3.2.2. Endosulfan EPA 3180 97.6% purity.

3.2.3. Hexachlorobenzene, reagent grade.

3.2.4. Desorbing solvent, hexachlorobenzene (2µg/mL) in toluene
3.3. Standard preparation

Prepare stock standards by weighing 10 to 14 mg of endosulfan, placing in 25-mL volumetric flasks, and diluting to volume with toluene. Make working range standards by pipet dilutions of the stock standards with the desorbing solvent. Store stock and dilute standards in a freezer.

3.4. Sample preparation
3.4.1. Transfer the glass fiber filter and large section of the adsorbent of each sample to a 4-mL vial. Place the separating foam plug and small section of adsorbent of each sample in a separate 4-ml vial.

3.4.2. Pipet 3.0 mL of desorbing solvent into each vial and seal with a Teflon-lined septum.

3.4.3. Rotate the vials for 60 minutes.
3.5. Analysis
3.5.1. Instrument conditions

Column: DB-5, 1.0 µm film, 10 m × 0.32 mm i.d.
 
Injector temperature: 235 °C
 
Column temperature: 170 °C
 
Detector temperature: 300 °C
 
Gas flows: Column 8.6 mL/min hydrogen
Make up 42 mL/min nitrogen
 
Injector volume: 1.0 µL
 
Split ratio: 5:1
 
Retention time: 10.3 min endosulfan I
15.6 min endosulfan II


3.5.2. Chromatogram (see Figure 2)
3.6. Interferences
3.6.1. Any collected compound having a similar retention time and responds to an ECD is an interference.

3.6.2. GC conditions may be varied to circumvent an interference.

3.6.3. Retention time alone is not proof of chemical identity. Analysis by an alternate GC column and confirmation by mass spectrometry are additional means of identification.
3.7. Calculations
3.7.1. A calibration curve (figure 3) is constructed by plotting detector response versus standard concentration. The detector response is the value calculated from an internal standard method that sums the areas of the endosulfan I and endosulfan II peaks.

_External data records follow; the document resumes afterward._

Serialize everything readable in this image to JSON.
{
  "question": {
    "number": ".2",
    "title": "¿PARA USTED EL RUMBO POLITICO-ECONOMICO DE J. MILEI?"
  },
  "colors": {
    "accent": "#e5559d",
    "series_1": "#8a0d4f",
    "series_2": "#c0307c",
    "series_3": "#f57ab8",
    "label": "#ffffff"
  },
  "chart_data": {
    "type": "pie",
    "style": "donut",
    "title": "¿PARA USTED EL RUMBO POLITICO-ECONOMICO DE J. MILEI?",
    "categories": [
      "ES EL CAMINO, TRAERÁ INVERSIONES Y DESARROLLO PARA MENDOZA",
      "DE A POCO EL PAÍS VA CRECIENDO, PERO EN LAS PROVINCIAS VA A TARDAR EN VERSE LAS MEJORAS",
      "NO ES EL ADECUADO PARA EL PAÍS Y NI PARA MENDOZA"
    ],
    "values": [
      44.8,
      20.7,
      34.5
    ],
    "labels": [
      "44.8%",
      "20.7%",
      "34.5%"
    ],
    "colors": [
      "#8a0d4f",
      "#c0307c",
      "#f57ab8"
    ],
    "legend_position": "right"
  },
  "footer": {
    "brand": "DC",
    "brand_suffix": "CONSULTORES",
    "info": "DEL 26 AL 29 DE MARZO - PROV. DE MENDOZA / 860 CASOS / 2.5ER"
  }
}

3.7.2. The concentration of endosulfan in a sample is determined from the calibration curve.

3.7.3. The air concentration is then determined by the following formula.
mg/m3 = (µg/mL in sample) × (extraction volume in mL)
(air volume in liters) × (desorption efficiency)
3.8. Safety precautions
3.8.1. Avoid skin contact and air exposure to endosulfan.

3.8.2. Avoid skin contact with all solvents.

3.8.3. Wear safety glasses at all times.
4. Recommendations for further study

The method should be fully validated.


For problems with accessibility 
in using figures, and illustrations in this method, please contact the SLTC at (801)233-4900

Figure 1
Chromatogram at the Detection Limit


For problems with accessibility 
in using figures, and illustrations in this method, please contact the SLTC at (801)233-4900

Figure 2
Chromatogram of Endosulfan


For problems with accessibility 
in using figures, and illustrations in this method, please contact the SLTC at (801)233-4900

Figure 3
Calibration Curve


5. References
5.1. Farm Chemicals Handbook; Meister Publishing: Willoughly, Ohio, 1986, p C97.

5.2. Kirk-Othmer Encyclopedia of Chemical Technology; John Wiley & Sons: New York, 1981, Volume 13, PP 435-7.

5.3. Documentation of Threshold Limit Values and Biological Exposure Indices; American Conference of Governmental Industrial Hygienists Inc., Fifth Edition, 1986, p 230.